Cette culpabilité qui ruine les relations interpersonnelles

VICTORIAVILLE. Il y a des gens qui, malades, se sentent coupables d’être un fardeau pour leurs proches. Et ces derniers vivent aussi de la culpabilité, celle de n’en faire jamais assez. «Et ils se sentent même coupables d’être en santé.
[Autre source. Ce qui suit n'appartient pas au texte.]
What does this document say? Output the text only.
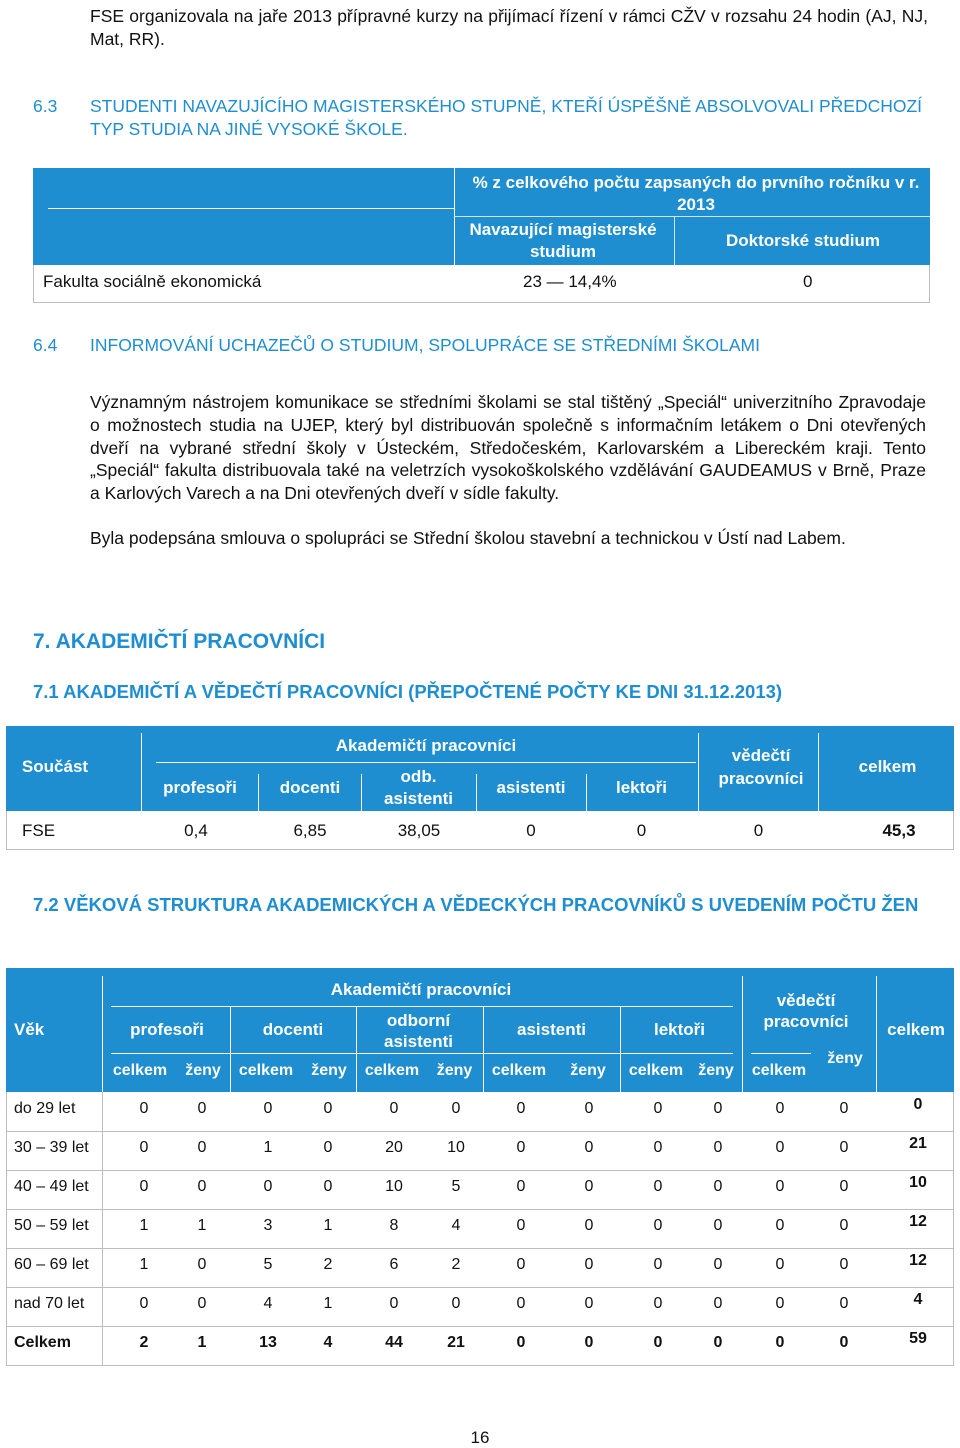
FSE organizovala na jaře 2013 přípravné kurzy na přijímací řízení v rámci CŽV v rozsahu 24 hodin (AJ, NJ, Mat, RR).
6.3 STUDENTI NAVAZUJÍCÍHO MAGISTERSKÉHO STUPNĚ, KTEŘÍ ÚSPĚŠNĚ ABSOLVOVALI PŘEDCHOZÍ TYP STUDIA NA JINÉ VYSOKÉ ŠKOLE.
% z celkového počtu zapsaných do prvního ročníku v r. 2013
Navazující magisterské studium
Doktorské studium
Fakulta sociálně ekonomická	23 — 14,4%	0
6.4 INFORMOVÁNÍ UCHAZEČŮ O STUDIUM, SPOLUPRÁCE SE STŘEDNÍMI ŠKOLAMI
Významným nástrojem komunikace se středními školami se stal tištěný „Speciál“ univerzitního Zpravodaje o možnostech studia na UJEP, který byl distribuován společně s informačním letákem o Dni otevřených dveří na vybrané střední školy v Ústeckém, Středočeském, Karlovarském a Libereckém kraji. Tento „Speciál“ fakulta distribuovala také na veletrzích vysokoškolského vzdělávání GAUDEAMUS v Brně, Praze a Karlových Varech a na Dni otevřených dveří v sídle fakulty.
Byla podepsána smlouva o spolupráci se Střední školou stavební a technickou v Ústí nad Labem.
7. AKADEMIČTÍ PRACOVNÍCI
7.1 AKADEMIČTÍ A VĚDEČTÍ PRACOVNÍCI (PŘEPOČTENÉ POČTY KE DNI 31.12.2013)
Součást
Akademičtí pracovníci
profesoři	docenti
odb. asistenti
asistenti	lektoři
vědečtí pracovníci
celkem
FSE	0,4	6,85	38,05	0	0	0	45,3
7.2 VĚKOVÁ STRUKTURA AKADEMICKÝCH A VĚDECKÝCH PRACOVNÍKŮ S UVEDENÍM POČTU ŽEN
Věk
Akademičtí pracovníci
profesoři	docenti	odborní asistenti
asistenti	lektoři
vědečtí pracovníci	celkem
celkem	ženy	celkem	ženy	celkem	ženy	celkem	ženy	celkem ženy	celkem
ženy
do 29 let	0	0	0	0	0	0	0	0	0	0	0	0	0
30 – 39 let	0	0	1	0	20	10	0	0	0	0	0	0	21
40 – 49 let	0	0	0	0	10	5	0	0	0	0	0	0	10
50 – 59 let	1	1	3	1	8	4	0	0	0	0	0	0	12
60 – 69 let	1	0	5	2	6	2	0	0	0	0	0	0	12
nad 70 let	0	0	4	1	0	0	0	0	0	0	0	0	4
Celkem	2	1	13	4	44	21	0	0	0	0	0	0	59
16
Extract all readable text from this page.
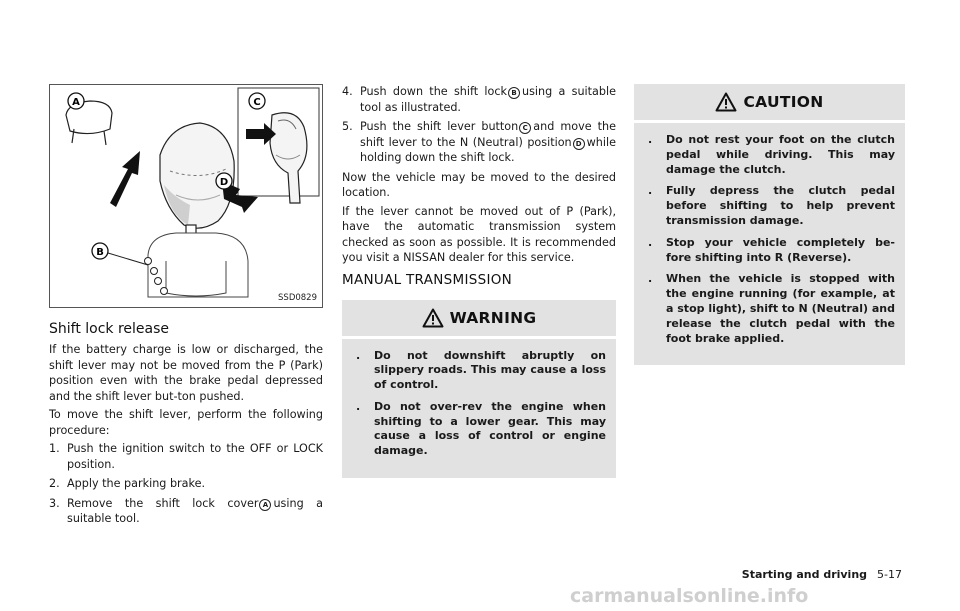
A
B
C
D
SSD0829
Shift lock release

If the battery charge is low or discharged, the shift lever may not be moved from the P (Park) position even with the brake pedal depressed and the shift lever but-ton pushed.

To move the shift lever, perform the following procedure:

1. Push the ignition switch to the OFF or LOCK position.
2. Apply the parking brake.
3. Remove the shift lock cover A using a suitable tool.
4. Push down the shift lock B using a suitable tool as illustrated.
5. Push the shift lever button C and move the shift lever to the N (Neutral) position D while holding down the shift lock.

Now the vehicle may be moved to the desired location.

If the lever cannot be moved out of P (Park), have the automatic transmission system checked as soon as possible. It is recommended you visit a NISSAN dealer for this service.

MANUAL TRANSMISSION
WARNING
. Do not downshift abruptly on slippery roads. This may cause a loss of control.
. Do not over-rev the engine when shifting to a lower gear. This may cause a loss of control or engine damage.
CAUTION
. Do not rest your foot on the clutch pedal while driving. This may damage the clutch.
. Fully depress the clutch pedal before shifting to help prevent transmission damage.
. Stop your vehicle completely be-fore shifting into R (Reverse).
. When the vehicle is stopped with the engine running (for example, at a stop light), shift to N (Neutral) and release the clutch pedal with the foot brake applied.
Starting and driving 5-17
carmanualsonline.info
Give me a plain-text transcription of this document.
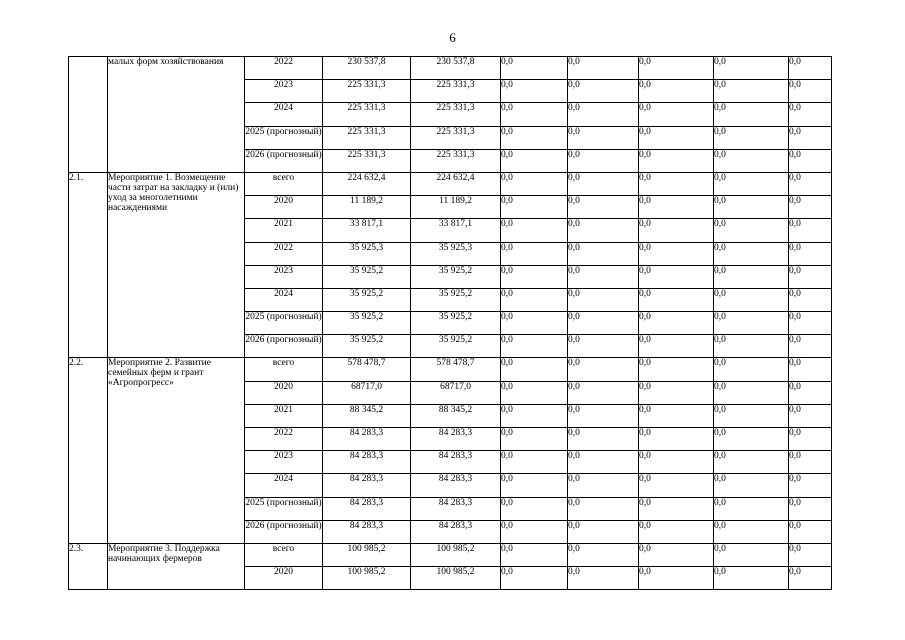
6
	малых форм хозяйствования	2022	230 537,8	230 537,8	0,0	0,0	0,0	0,0	0,0
		2023	225 331,3	225 331,3	0,0	0,0	0,0	0,0	0,0
		2024	225 331,3	225 331,3	0,0	0,0	0,0	0,0	0,0
		2025 (прогнозный)	225 331,3	225 331,3	0,0	0,0	0,0	0,0	0,0
		2026 (прогнозный)	225 331,3	225 331,3	0,0	0,0	0,0	0,0	0,0
2.1.	Мероприятие 1. Возмещение части затрат на закладку и (или) уход за многолетними насаждениями	всего	224 632,4	224 632,4	0,0	0,0	0,0	0,0	0,0
		2020	11 189,2	11 189,2	0,0	0,0	0,0	0,0	0,0
		2021	33 817,1	33 817,1	0,0	0,0	0,0	0,0	0,0
		2022	35 925,3	35 925,3	0,0	0,0	0,0	0,0	0,0
		2023	35 925,2	35 925,2	0,0	0,0	0,0	0,0	0,0
		2024	35 925,2	35 925,2	0,0	0,0	0,0	0,0	0,0
		2025 (прогнозный)	35 925,2	35 925,2	0,0	0,0	0,0	0,0	0,0
		2026 (прогнозный)	35 925,2	35 925,2	0,0	0,0	0,0	0,0	0,0
2.2.	Мероприятие 2. Развитие семейных ферм и грант «Агропрогресс»	всего	578 478,7	578 478,7	0,0	0,0	0,0	0,0	0,0
		2020	68717,0	68717,0	0,0	0,0	0,0	0,0	0,0
		2021	88 345,2	88 345,2	0,0	0,0	0,0	0,0	0,0
		2022	84 283,3	84 283,3	0,0	0,0	0,0	0,0	0,0
		2023	84 283,3	84 283,3	0,0	0,0	0,0	0,0	0,0
		2024	84 283,3	84 283,3	0,0	0,0	0,0	0,0	0,0
		2025 (прогнозный)	84 283,3	84 283,3	0,0	0,0	0,0	0,0	0,0
		2026 (прогнозный)	84 283,3	84 283,3	0,0	0,0	0,0	0,0	0,0
2.3.	Мероприятие 3. Поддержка начинающих фермеров	всего	100 985,2	100 985,2	0,0	0,0	0,0	0,0	0,0
		2020	100 985,2	100 985,2	0,0	0,0	0,0	0,0	0,0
On appelle cela la culpabilité du survivant», explique la psychologue Rose-Marie Charest.

C’est de cela dont elle parlera le mercredi 3 juin, à la Place 4213, à 19 heures, invitée par le Comité des usagers du CSSS d’Arthabaska-et-de-L’Érable.

Elle parlera de culpabilité, de responsabilité, d’engagement, de relations interpersonnelles et de la peur de devenir égoïste, la crainte numéro 1 des Québécois, affirme-t-elle.

L’ex-présidente de l’Ordre des psychologues du Québec (elle a quitté ses fonctions le 22 mai), en sera à sa deuxième visite à Victoriaville. Il y a tout juste 10 ans (en novembre 2015), elle avait traité de bonheur, invitée par le CSSSAE.

En entrevue au téléphone, elle soutient que sa conférence se module au mandat que lui a confié le Comité des usagers ainsi qu’à l’auditoire qu’il peut s’attirer. «Souvent, les comités d’usagers se composent de personnes proches de gens malades.»

Reste que son propos devrait s’attirer un plus large public, la culpabilité étreignant beaucoup plus que les cœurs des proches aidants. «C’est malheureux la culpabilité, parce qu’on a tendance à vouloir fuir ce qui nous rend coupable.»

Pourtant, dit-elle, il est prouvé que l’engagement envers ses proches, dans le bénévolat, dans son travail, rend heureux.

Il comporte toutefois des pièges, poursuit-elle. «Comme l’obligation de performance. L’échec d’un enfant deviendra l’échec du parent. Le proche qui réclame des soins pour la personne malade vivra aussi un sentiment d’échec.»

Comment faire en sorte que sa responsabilité ne dégénère pas en culpabilité? Comment conserver un équilibre? Certains ne sauront pas tracer la limite, craignant qu’en donnant du lest à l’engagement, ils deviennent égoïstes. Ceux-là risquent de craquer, explique encore la psychologue. «L’égoïsme, c’est de ne penser qu’à soi, c’est une souffrance. Or, c’est naturel pour l’humain d’aller vers les autres. Les gens qui sont bien avec eux-mêmes favorisent le bien-être des autres. Être empathique, c’est avoir la capacité de se mettre à la place de l’autre, mais aussi de savoir revenir à sa place.»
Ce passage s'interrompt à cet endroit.